Pure alpha -latrotoxin is very inefficient at forming channels/pores in artificial lipid bilayers or in the plasma membrane of non-secretory cells. However, the toxin induces pores efficiently in COS-7 cells transfected with the heptahelical receptor latrophilin or the monotopic receptor neurexin. Signaling-deficient (truncated) mutants of latrophilin and latrophilin-neurexin hybrids also facilitate pore induction, which correlates with toxin binding irrespective of receptor structure.

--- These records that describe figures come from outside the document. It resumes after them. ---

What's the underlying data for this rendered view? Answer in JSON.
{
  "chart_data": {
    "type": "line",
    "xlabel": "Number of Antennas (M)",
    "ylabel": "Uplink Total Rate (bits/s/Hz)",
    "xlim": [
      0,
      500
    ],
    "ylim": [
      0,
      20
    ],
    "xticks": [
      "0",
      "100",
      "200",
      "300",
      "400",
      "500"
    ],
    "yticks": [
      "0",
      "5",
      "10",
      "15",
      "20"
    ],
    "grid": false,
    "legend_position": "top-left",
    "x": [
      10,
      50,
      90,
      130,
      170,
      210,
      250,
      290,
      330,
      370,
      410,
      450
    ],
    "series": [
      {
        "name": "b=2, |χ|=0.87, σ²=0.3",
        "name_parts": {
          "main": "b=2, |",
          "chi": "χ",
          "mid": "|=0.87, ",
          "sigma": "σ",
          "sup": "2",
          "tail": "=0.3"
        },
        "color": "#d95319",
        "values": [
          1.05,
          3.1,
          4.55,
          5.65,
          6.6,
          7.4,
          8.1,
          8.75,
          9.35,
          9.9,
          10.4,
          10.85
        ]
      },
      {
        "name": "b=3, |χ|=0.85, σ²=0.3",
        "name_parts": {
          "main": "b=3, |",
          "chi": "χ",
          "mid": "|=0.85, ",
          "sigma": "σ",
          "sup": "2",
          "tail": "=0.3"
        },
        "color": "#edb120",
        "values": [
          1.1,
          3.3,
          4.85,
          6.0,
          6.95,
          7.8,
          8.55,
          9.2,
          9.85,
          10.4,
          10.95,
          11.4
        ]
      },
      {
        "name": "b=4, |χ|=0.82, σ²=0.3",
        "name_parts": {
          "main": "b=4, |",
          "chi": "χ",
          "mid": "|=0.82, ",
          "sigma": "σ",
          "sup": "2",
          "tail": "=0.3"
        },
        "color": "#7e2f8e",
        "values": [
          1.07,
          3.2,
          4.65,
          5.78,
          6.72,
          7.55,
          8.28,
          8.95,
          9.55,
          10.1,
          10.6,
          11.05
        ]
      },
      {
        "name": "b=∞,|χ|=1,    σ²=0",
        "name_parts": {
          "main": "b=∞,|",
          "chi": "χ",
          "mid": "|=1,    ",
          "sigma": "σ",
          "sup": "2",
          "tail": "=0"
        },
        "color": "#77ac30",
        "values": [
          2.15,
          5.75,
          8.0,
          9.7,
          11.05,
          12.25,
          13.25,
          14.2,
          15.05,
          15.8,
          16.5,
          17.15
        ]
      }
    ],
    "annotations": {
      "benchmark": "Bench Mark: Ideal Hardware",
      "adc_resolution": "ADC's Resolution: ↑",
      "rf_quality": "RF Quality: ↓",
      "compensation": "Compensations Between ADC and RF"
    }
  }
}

This rules out the involvement of signaling in pore formation. With any receptor, the alpha -latrotoxin pores are permeable to Ca2+ and small molecules including fluorescein isothiocyanate and norepinephrine. Bound alpha -latrotoxin remains on the cell surface without penetrating completely into the cytosol. Higher temperatures facilitate insertion of the toxin into the plasma membrane, where it co-localizes with latrophilin (under all conditions) and with neurexin tin the presence of Ca2+). Interestingly, on subsequent removal of Ca2+, alpha -latrotoxin dissociates from neurexin but remains in the membrane and continues to form pores. These receptor-independent pores are inhibited by anti-alpha -latrotoxin antibodies. Our results indicate that (i) c alpha -latrotoxin is a pore-forming toxin, (ii) receptors that bind alpha -latrotoxin facilitate its insertion into the membrane, (iii) the receptors are not physically involved in the pore structure, (iv) alpha -latrotoxin pores may be independent of the receptors, and (v) pore formation does not require alpha -latrotoxin interaction with other neuronal proteins.